The condition of the present research infrastructure and any changes needed to 
enhance support of the institution's research program must also be delineated. 
 Briefly describe how proposed activities will enhance the minority 
institution science faculty, improve the research infrastructure, and 
strengthen the science curriculum.

Organizational and Administrative Structure.  The chain of responsibility for 
decision making and administration, beginning at the level of the 
institution's President and including all key staff should be described, in 
detail and by diagram, if appropriate.  Individuals responsible for the 
day-to-day administrative details, program coordination, and planning and 
evaluation of the program should also be identified.  Describe the relation 
between the proposed program and other existing research, academic, and 
administrative units of the institution and the means by which the program 
will strengthen those activities and improve the research infrastructure.  In 
addition, changes that will occur in the structure during Phase II should be 
identified and described.

Research Program.  The existing research program that is the basis for the 
grant application should be described along with future plans and how this 
award will enhance them.  In addition, plans for the recruited research 
scientist should be delineated.

Institution Commitment.  The application must outline plans to create and 
sustain a supportive research environment after NHLBI funding has ended; 
describe opportunities for the individual recruited as the Phase II Principal 
Investigator to continue to grow and develop in research knowledge and skills; 
provide the position of the recruited research scientist in the organizational 
structure, including responsibilities, if applicable, beyond those associated 
with the grant; identify staff and other resources and support that will be 
made available to the recruited research scientist; outline research and 
publication responsibilities; and describe the institution's commitment to 
ensure that administrators, faculty, staff, and students understand that the 
recruited research scientist's primary responsibility to the institution is to 
increase its biomedical and/or behavioral research portfolio.  The 
institution's plan to obtain additional research support, e.g., private sector 
and/or NIH, should be described.

Recruitment Plan.  The skills of the individual to be recruited; the relative 
importance of those skills to the research program and the institution=s 
infrastructure needs; and the Institution's plan for identifying, recruiting, 
and retaining such an individual must be described.  The individuals to be 
involved in the recruitment activities, their specific responsibilities and a 
timetable outlining recruitment activities during Phase I should be included.
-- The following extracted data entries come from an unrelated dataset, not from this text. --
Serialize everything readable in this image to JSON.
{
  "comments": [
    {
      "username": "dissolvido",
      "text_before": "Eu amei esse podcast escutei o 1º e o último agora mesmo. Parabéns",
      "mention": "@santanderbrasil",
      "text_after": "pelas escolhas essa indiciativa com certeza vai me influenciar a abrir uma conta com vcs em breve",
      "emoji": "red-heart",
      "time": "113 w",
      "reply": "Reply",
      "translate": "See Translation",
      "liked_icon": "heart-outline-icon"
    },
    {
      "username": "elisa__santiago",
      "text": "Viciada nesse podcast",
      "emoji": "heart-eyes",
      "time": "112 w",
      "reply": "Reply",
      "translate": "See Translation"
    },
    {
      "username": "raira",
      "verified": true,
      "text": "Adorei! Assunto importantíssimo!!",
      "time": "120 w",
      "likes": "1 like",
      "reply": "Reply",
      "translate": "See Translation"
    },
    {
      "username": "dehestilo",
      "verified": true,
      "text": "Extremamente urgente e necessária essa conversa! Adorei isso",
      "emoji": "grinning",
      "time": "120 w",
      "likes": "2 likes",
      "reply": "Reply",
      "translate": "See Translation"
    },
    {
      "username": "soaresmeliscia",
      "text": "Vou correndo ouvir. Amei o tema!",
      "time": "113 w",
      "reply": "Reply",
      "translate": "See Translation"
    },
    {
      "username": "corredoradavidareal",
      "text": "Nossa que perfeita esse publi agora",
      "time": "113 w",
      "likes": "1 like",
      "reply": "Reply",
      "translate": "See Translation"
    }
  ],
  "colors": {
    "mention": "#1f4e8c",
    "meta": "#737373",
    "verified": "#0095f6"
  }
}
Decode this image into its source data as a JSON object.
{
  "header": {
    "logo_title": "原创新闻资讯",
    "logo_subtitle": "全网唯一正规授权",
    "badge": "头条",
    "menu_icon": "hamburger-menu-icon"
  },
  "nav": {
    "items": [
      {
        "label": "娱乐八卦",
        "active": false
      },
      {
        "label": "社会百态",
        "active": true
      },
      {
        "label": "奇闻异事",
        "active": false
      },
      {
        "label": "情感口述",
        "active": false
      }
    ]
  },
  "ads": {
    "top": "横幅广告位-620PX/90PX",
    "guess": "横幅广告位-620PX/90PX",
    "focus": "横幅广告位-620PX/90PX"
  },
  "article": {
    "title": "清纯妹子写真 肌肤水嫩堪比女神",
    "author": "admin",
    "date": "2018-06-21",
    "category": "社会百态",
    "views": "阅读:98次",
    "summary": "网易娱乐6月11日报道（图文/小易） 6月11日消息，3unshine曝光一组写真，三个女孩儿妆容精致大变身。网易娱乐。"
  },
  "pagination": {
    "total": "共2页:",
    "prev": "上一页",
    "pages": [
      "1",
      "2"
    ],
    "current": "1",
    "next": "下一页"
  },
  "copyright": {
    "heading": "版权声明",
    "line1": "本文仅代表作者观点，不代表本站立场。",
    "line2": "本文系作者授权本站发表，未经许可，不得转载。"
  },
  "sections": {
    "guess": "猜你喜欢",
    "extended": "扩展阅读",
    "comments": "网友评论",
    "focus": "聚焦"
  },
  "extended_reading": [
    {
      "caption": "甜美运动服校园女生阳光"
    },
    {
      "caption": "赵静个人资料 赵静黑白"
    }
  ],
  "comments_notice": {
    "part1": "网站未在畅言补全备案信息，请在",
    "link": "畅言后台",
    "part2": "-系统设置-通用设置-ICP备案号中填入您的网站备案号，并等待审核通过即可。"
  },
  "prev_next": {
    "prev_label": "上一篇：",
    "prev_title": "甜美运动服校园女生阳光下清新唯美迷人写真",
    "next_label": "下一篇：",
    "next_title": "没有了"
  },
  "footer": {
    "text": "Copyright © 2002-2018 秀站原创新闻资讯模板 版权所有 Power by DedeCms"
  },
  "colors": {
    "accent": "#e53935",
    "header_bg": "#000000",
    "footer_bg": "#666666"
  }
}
Collaborative Arrangements.  Plans for collaborative research arrangements 
should be submitted as part of the application.  Letters of support by 
participating institutions and a commitment to finalize collaborative 
arrangements soon after the award is made should be included.  Plans for 
obtaining additional research support from the private sector, NIH, and/or 
other sources should also be described. 

Face Page

Currently, the Center for Scientific Review requires that requested costs be 
reflected on the face page for computer system tracking purposes.  Since 
limited budgetary information is required, we are requesting that standard 
amounts be shown on the face page.  IT IS UNDERSTOOD THAT THESE LEVELS ARE 
STRICTLY FOR ADMINISTRATIVE PURPOSES AND THAT ACTUAL AWARD LEVELS ARE SUBJECT 
TO NEGOTIATION, PRIOR TO AWARD.  The following amounts should be reflected on 
the face page:  7a. Direct Costs for Initial Budget Period - $50,000; 7b. 
Total Costs for Initial Budget Period; 8a. Direct Costs for Proposed Period of 
Support - $2,600,000; 8b. Total Costs for Proposed Period of Support.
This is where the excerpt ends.